Billy Kid 130 lat bez ułaskawienia

 
Ferrotyp przedstawiaijący Billy'ego the Kida

Rehabilitacja Billy'ego the Kida leży martwa w pyle - piszą amerykańskie media. Mimo pojawiających się ostatnio plotek, odchodzący w nastaniem Nowego Roku gubernator Nowego Meksyku Bill Richardson nie ułaskawił jednego z najsłynniejszych rewolwerowców Dzikiego Zachodu.

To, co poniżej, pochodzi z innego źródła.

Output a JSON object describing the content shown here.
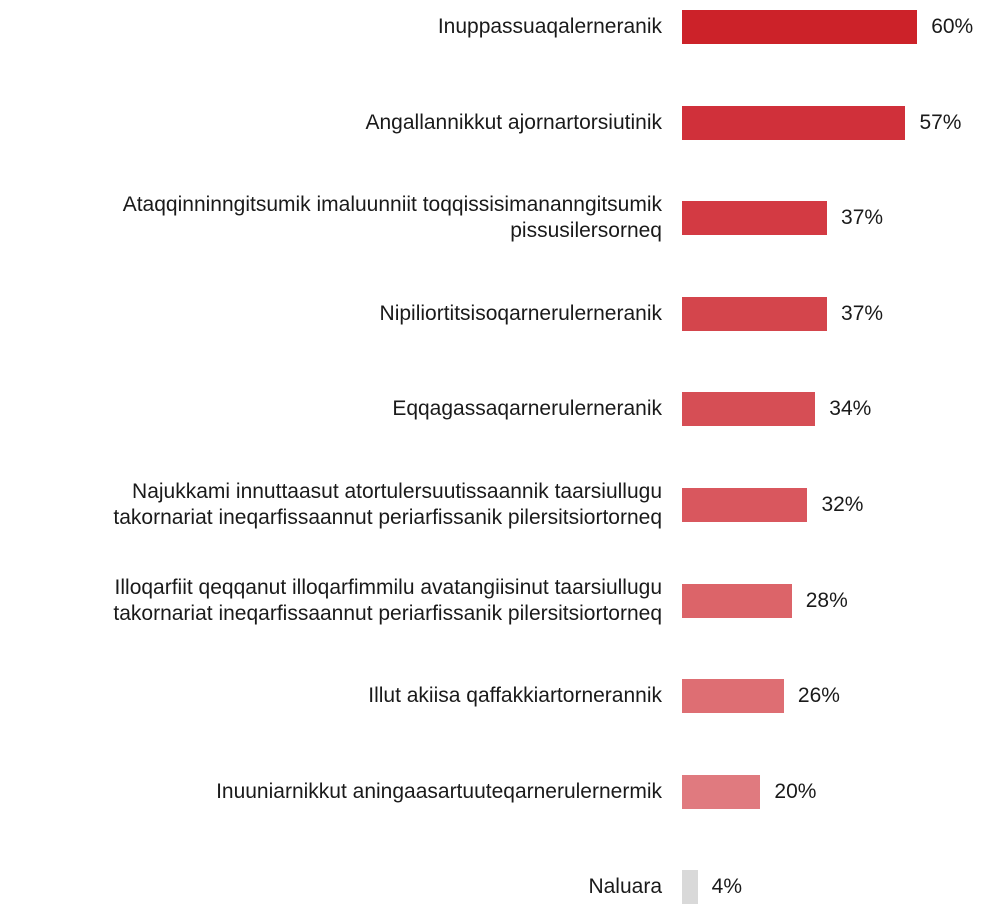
{
  "chart_data": {
    "type": "bar",
    "orientation": "horizontal",
    "categories": [
      "Inuppassuaqalerneranik",
      "Angallannikkut ajornartorsiutinik",
      "Ataqqinninngitsumik imaluunniit toqqissisimananngitsumik\npissusilersorneq",
      "Nipiliortitsisoqarnerulerneranik",
      "Eqqagassaqarnerulerneranik",
      "Najukkami innuttaasut atortulersuutissaannik taarsiullugu\ntakornariat ineqarfissaannut periarfissanik pilersitsiortorneq",
      "Illoqarfiit qeqqanut illoqarfimmilu avatangiisinut taarsiullugu\ntakornariat ineqarfissaannut periarfissanik pilersitsiortorneq",
      "Illut akiisa qaffakkiartornerannik",
      "Inuuniarnikkut aningaasartuuteqarnerulernermik",
      "Naluara"
    ],
    "values": [
      60,
      57,
      37,
      37,
      34,
      32,
      28,
      26,
      20,
      4
    ],
    "value_labels": [
      "60%",
      "57%",
      "37%",
      "37%",
      "34%",
      "32%",
      "28%",
      "26%",
      "20%",
      "4%"
    ],
    "colors": [
      "#cc2229",
      "#d0303a",
      "#d33a43",
      "#d4454c",
      "#d64e55",
      "#d9575e",
      "#dc6469",
      "#de6e73",
      "#e07a7f",
      "#d9d9d9"
    ]
  }
}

- Czułem, że nie mogę pisać historii na nowo - powiedział Richardson w piątek, w ostatnim dniu swojego urzędowania.

Furtką do ułaskawienia Billy'ego the Kida była rzekoma umowa, zawarta między nim a ówczesnym gubernatorem Lewisem Wallacem (generałem wojny secesyjnej i autorem "Ben Hura"). Gubernator miał obiecać rewolwerowcowi ułaskawienia w zamian za zeznania na temat zabójstw, których był świadkiem.

Kid na "nie"

Richardson zgadza się z tym, że do ugody doszło, ale "nie jest jasne, dlaczego on (Wallace) umowy nie dotrzymał". Ten fakt i to, że Kid zabił dwóch zastępców szeryfa podczas ucieczki w więzienia Lincoln Count (gdzie oczekiwał na powieszenie za morderstwo szeryfa Williama Brady'ego), zadecydował o odrzuceniu ułaskawienia.

Stosowny dokument był już nawet gotowy, ale odchodzący gubernator decyzję na niekorzyść przestępcy podjął w czwartek wieczorem. Nowo upieczona gubernator Nowego Meksyku Susana Martinez zapowiedziała, że nie będzie nawet rozważać ułaskawienia rewolwerowca.

Według legendy, w trakcie swojego 21-letniego życia Billy the Kid (naprawdę Patrick Henry McCarty) zabił ponoć 21 osób. Został zastrzelony przez szeryfa Pata Garretta w lipcu 1881 roku.